The result is a shortlist of three novels, a collection of short stories and a biography by younger authors from the UK and Ireland:
- Outlandish Knight: The Byzantine Life of Steven Runciman by Minoo Dinshaw (Allen Lane)
- The End of the Day by Claire North (Orbit)
- The Lucky Ones by Julianne Pachico (Faber & Faber)
- Conversations With Friends by Sally Rooney (Faber & Faber)
- The Lauras by Sara Taylor (Windmill)
A winner is expected to be named on December 7 at London Library.
One of the longest-named prizes of the season, The Sunday Times / Peters Fraser + Dunlop Young Writer of the Year Award honors a work of fiction, nonfiction, or poetry by a British or Irish author aged between 18 and 35.
The jurors behind these selections are Elif Shafak and Lucy Hughes-Hallet, working with Sunday Times literary editor Andrew Holgate.
In a prepared statement, Holgate is quoted, saying, ‘The fact that the judges decided to nominate five instead of the usual four authors speaks volumes about the strength of this year’s shortlist–diverse, adventurous, immensely mature, and confident.
“The fact, too, that the voices we’ve picked come from such a range of backgrounds is a true endorsement of the confident, outward-looking nature of young British and Irish literature at the moment.
“We’re going to have a very difficult task on our hands choosing a winner from such an exceptional shortlist.”
Shafak is quoted, saying, “Our wonderful shortlist celebrates the depth and breadth of literature today, reflecting a striking diversity of styles, interests, genres, and backgrounds.
“Only one of these authors will win the prize in the end, but each of the five shortlisted books has already won our hearts, and we are confident that they will similarly win the hearts of readers worldwide.”
And Hughes-Hallett also weighs in, quoted as saying, “These authors are young, but they are already accomplished writers with strong and distinctive voices and impressive literary talents.
“Each of the five shortlisted books is a treat to read, buzzing with invention and intellectual energy. It’s great that we can help them find a public.”
This prize was inaugurated in 1991 and ran until around 2012, when it went into a seven-year hiatus. It was revived in 2015.

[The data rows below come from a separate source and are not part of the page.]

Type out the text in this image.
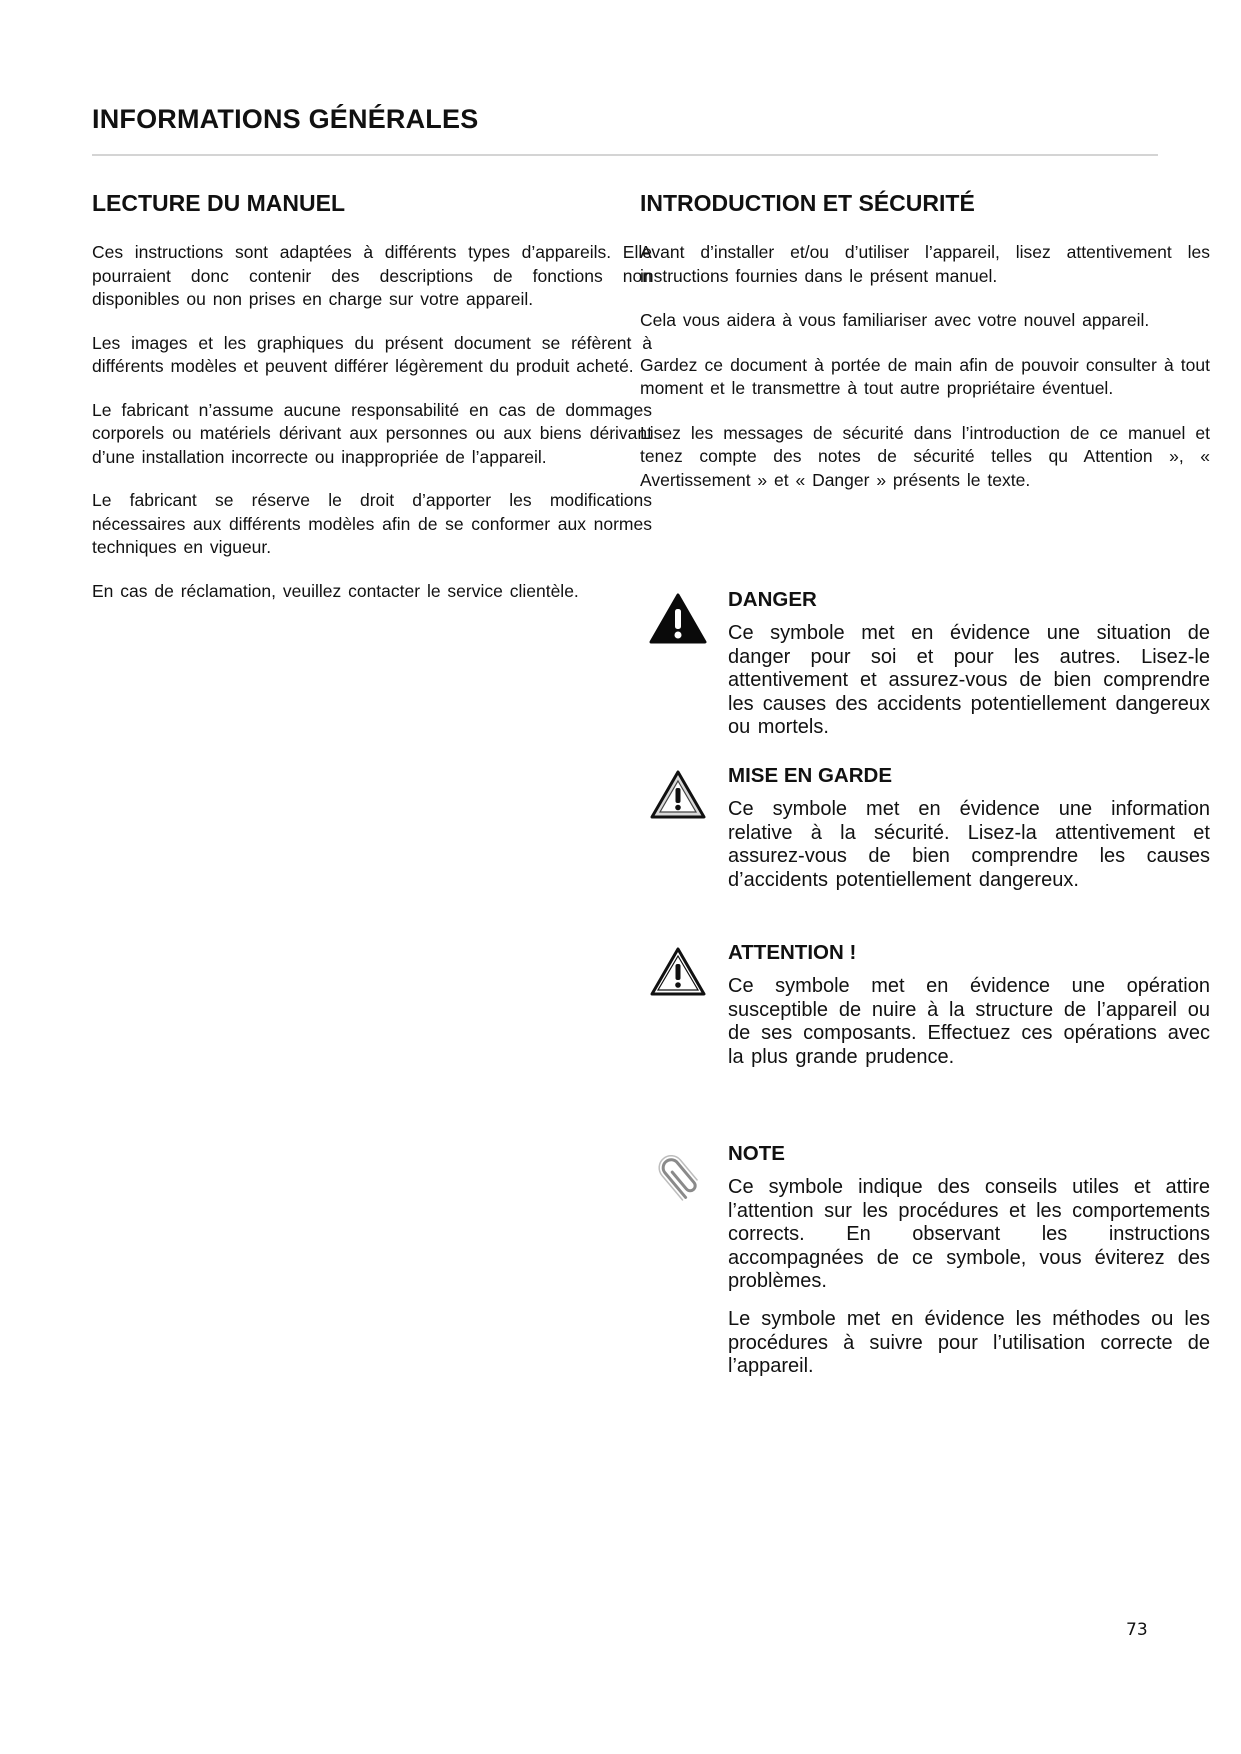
INFORMATIONS GÉNÉRALES
LECTURE DU MANUEL

Ces instructions sont adaptées à différents types d’appareils. Elle pourraient donc contenir des descriptions de fonctions non disponibles ou non prises en charge sur votre appareil.

Les images et les graphiques du présent document se réfèrent à différents modèles et peuvent différer légèrement du produit acheté.

Le fabricant n’assume aucune responsabilité en cas de dommages corporels ou matériels dérivant aux personnes ou aux biens dérivant d’une installation incorrecte ou inappropriée de l’appareil.

Le fabricant se réserve le droit d’apporter les modifications nécessaires aux différents modèles afin de se conformer aux normes techniques en vigueur.

En cas de réclamation, veuillez contacter le service clientèle.

INTRODUCTION ET SÉCURITÉ

Avant d’installer et/ou d’utiliser l’appareil, lisez attentivement les instructions fournies dans le présent manuel.

Cela vous aidera à vous familiariser avec votre nouvel appareil.

Gardez ce document à portée de main afin de pouvoir consulter à tout moment et le transmettre à tout autre propriétaire éventuel.

Lisez les messages de sécurité dans l’introduction de ce manuel et tenez compte des notes de sécurité telles qu Attention », « Avertissement » et « Danger » présents le texte.

DANGER

Ce symbole met en évidence une situation de danger pour soi et pour les autres. Lisez-le attentivement et assurez-vous de bien comprendre les causes des accidents potentiellement dangereux ou mortels.

MISE EN GARDE

Ce symbole met en évidence une information relative à la sécurité. Lisez-la attentivement et assurez-vous de bien comprendre les causes d’accidents potentiellement dangereux.

ATTENTION !

Ce symbole met en évidence une opération susceptible de nuire à la structure de l’appareil ou de ses composants. Effectuez ces opérations avec la plus grande prudence.

NOTE

Ce symbole indique des conseils utiles et attire l’attention sur les procédures et les comportements corrects. En observant les instructions accompagnées de ce symbole, vous éviterez des problèmes.

Le symbole met en évidence les méthodes ou les procédures à suivre pour l’utilisation correcte de l’appareil.

73
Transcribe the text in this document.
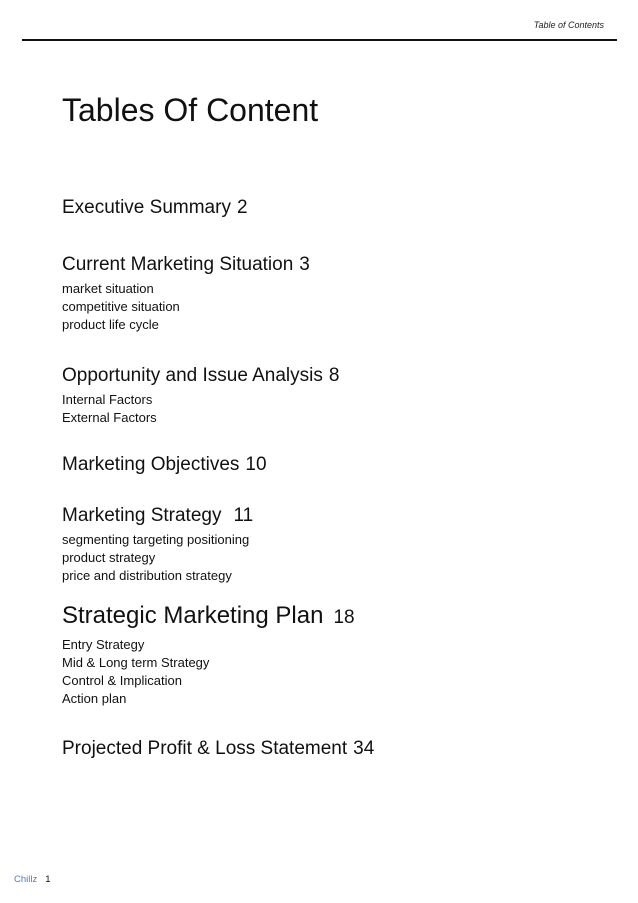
Table of Contents
Tables Of Content
Executive Summary 2
Current Marketing Situation 3
market situation
competitive situation
product life cycle
Opportunity and Issue Analysis 8
Internal Factors
External Factors
Marketing Objectives 10
Marketing Strategy 11
segmenting targeting positioning
product strategy
price and distribution strategy
Strategic Marketing Plan 18
Entry Strategy
Mid & Long term Strategy
Control & Implication
Action plan
Projected Profit & Loss Statement 34
Chillz 1
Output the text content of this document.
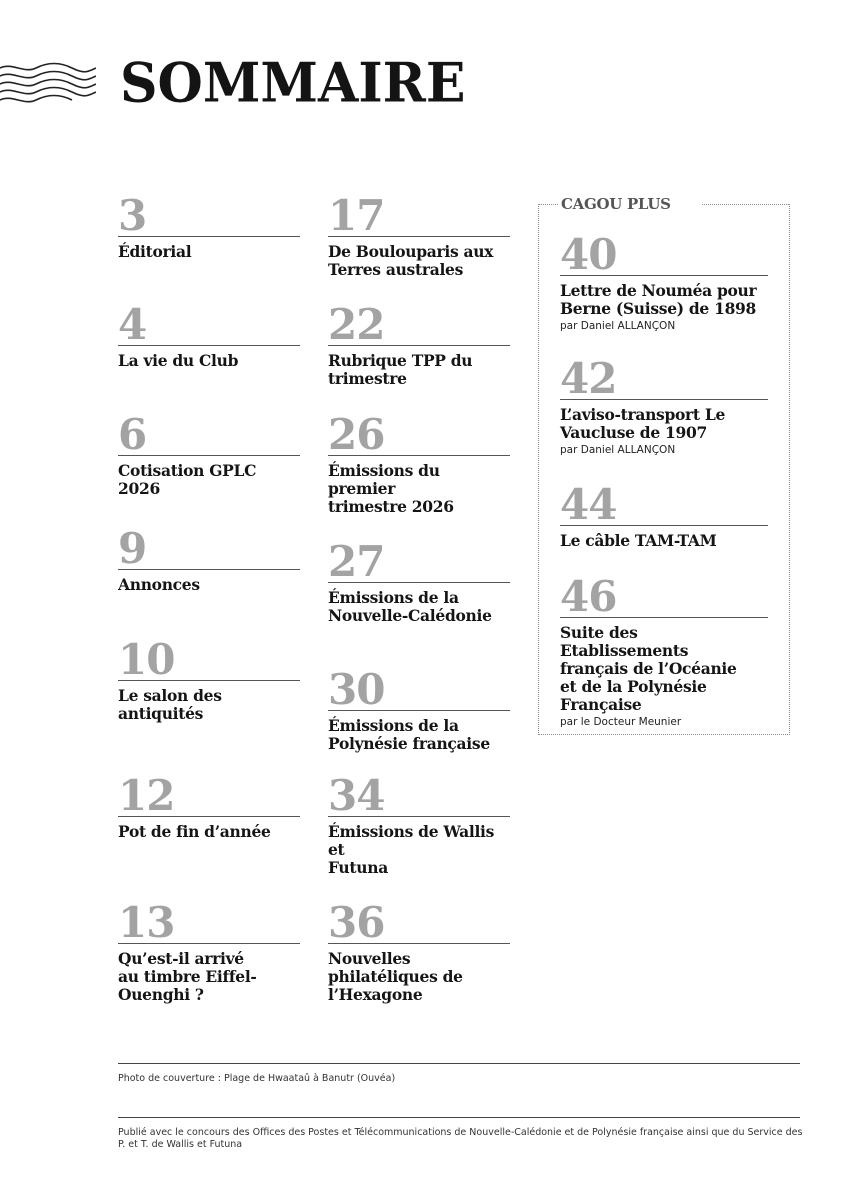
SOMMAIRE
3
Éditorial
4
La vie du Club
6
Cotisation GPLC
2026
9
Annonces
10
Le salon des
antiquités
12
Pot de fin d’année
13
Qu’est-il arrivé
au timbre Eiffel-
Ouenghi ?
17
De Boulouparis aux
Terres australes
22
Rubrique TPP du
trimestre
26
Émissions du premier
trimestre 2026
27
Émissions de la
Nouvelle-Calédonie
30
Émissions de la
Polynésie française
34
Émissions de Wallis et
Futuna
36
Nouvelles
philatéliques de
l’Hexagone
CAGOU PLUS
40
Lettre de Nouméa pour
Berne (Suisse) de 1898
par Daniel ALLANÇON
42
L’aviso-transport Le
Vaucluse de 1907
par Daniel ALLANÇON
44
Le câble TAM-TAM
46
Suite des Etablissements
français de l’Océanie
et de la Polynésie
Française
par le Docteur Meunier
Photo de couverture : Plage de Hwaataû à Banutr (Ouvéa)
Publié avec le concours des Offices des Postes et Télécommunications de Nouvelle-Calédonie et de Polynésie française ainsi que du Service des P. et T. de Wallis et Futuna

Sponsorship is provided by the literary agency Peters Fraser + Dunlop, with £5,000 (US$6,564) given to the overall winner and £400 (US$525) to each of this year’s four runners-up.
Beginning this year, the award is run in association with the University of Warwick, which will offer a customized 10-week residency for the award’s winner and a program of what organizers call “support” for past winners and this year’s shortlisted authors. The university plans a free one-day festival of events and workshops, bringing together commentators, authors, journalists and performers on November 29. Information on that event is here.
In a separate announcement, the prize’s organizers also say that the British Council will be working with these shortlisted writers on international opportunities. Through the partnership, the organization will pursue travel opportunities for the writers, and provide access to its network and audiences.
The British Council, of course, is the UK’s international cultural promotional program, operating much as does Germany’s Goethe-Institut and China’s Confucius Society.